Is this affecting my practice? I will say I don’t know or maybe, also because, at least in Europe, we use an anti-EGFR monoclonal antibody in patients with RAS, RAF wild-type tumors, mostly in first line or in second line. And, therefore, the conditions of the REVERCE study are not existing any longer, at least in Europe. And, therefore, the question in Europe would be more, should I do a rechallenge with anti-EGFR antibody in patients who have responded in first line or not? Should I use regorafenib as first choice for third line or should I use TAS-102 as a choice for third line? In any case, I would like to outline and make a very strong case that the sequence does not matter too much. What matters is that we can offer to the patient all available drugs.
And this is also an extension of what was earlier found when chemotherapy was the only available type of therapy for mCRC. It was clearly shown in patients receiving a fluoropyrimidine, irinotecan, and oxaliplati combination that patients who receive the sequence will be better off in terms of survival as compared to patients who didn’t receive, let’s say, irinotecan or oxaliplatin and were treated only with 5FU [fluorouracil].
The bottom line here is that, since the beginning of metastatic disease, based on all the molecular determinants we can know, including MSS or MSI-high [MSI-H] status, HER2 gene amplification, RAS status, RAF status, and even tumor location and primary tumor location, we can define a strategy in which we can define if there is a possibility of resection of liver metastases or not. And this applies only, unfortunately, to patients with liver-limited metastatic disease which is the best way to do chemotherapy in first line, even intensifying chemotherapy by doing, for short time, FOLFOXIRI [irinotecan, oxaliplatin, fluorouracil, and folinate (leucovorin calcium)], or which is the best biologic agent to put together with chemotherapy doublet, according to this, to decide what happens second line.

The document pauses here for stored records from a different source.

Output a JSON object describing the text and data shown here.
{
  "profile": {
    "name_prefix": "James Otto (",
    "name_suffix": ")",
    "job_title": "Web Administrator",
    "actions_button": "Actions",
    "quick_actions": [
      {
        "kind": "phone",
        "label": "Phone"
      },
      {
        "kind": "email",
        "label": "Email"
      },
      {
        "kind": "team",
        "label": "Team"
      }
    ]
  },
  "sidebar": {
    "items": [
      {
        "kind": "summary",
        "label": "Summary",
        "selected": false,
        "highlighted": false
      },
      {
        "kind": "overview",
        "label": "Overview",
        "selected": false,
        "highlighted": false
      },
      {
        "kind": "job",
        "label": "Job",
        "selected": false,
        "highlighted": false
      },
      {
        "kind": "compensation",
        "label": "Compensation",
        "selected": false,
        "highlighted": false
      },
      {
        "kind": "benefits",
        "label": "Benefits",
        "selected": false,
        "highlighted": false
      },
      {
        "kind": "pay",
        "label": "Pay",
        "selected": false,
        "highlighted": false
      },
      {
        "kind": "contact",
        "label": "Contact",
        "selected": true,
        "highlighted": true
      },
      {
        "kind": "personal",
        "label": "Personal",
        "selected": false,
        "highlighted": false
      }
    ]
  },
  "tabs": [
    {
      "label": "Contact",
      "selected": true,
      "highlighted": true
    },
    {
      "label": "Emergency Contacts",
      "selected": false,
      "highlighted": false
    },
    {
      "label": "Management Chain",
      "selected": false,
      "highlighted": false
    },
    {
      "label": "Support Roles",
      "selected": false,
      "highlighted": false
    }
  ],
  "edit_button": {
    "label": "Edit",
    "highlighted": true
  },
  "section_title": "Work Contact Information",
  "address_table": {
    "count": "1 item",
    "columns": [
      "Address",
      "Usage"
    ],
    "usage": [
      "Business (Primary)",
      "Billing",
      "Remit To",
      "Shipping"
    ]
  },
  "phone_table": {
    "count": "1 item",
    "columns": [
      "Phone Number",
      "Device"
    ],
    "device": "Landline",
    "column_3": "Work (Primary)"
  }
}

And according to this to define how the patient responded, adverse effects to do regorafenib, to do TAS-102, to do the best sequence of them in some selected patients with RAS wild-type tumors, to do rechallenge with anti-EGFR. And obviously for patients with MSI-high tumor, to do as early as possible, immunotherapy for patients with HER2 amplified tumors. I have had the opportunity to do therapy in the chemorefractory setting. And more importantly, there is evidence more and more that BRAF and MEK can have important role plus EGFR blockade in patients with BRAF-mutant tumors after first line failure.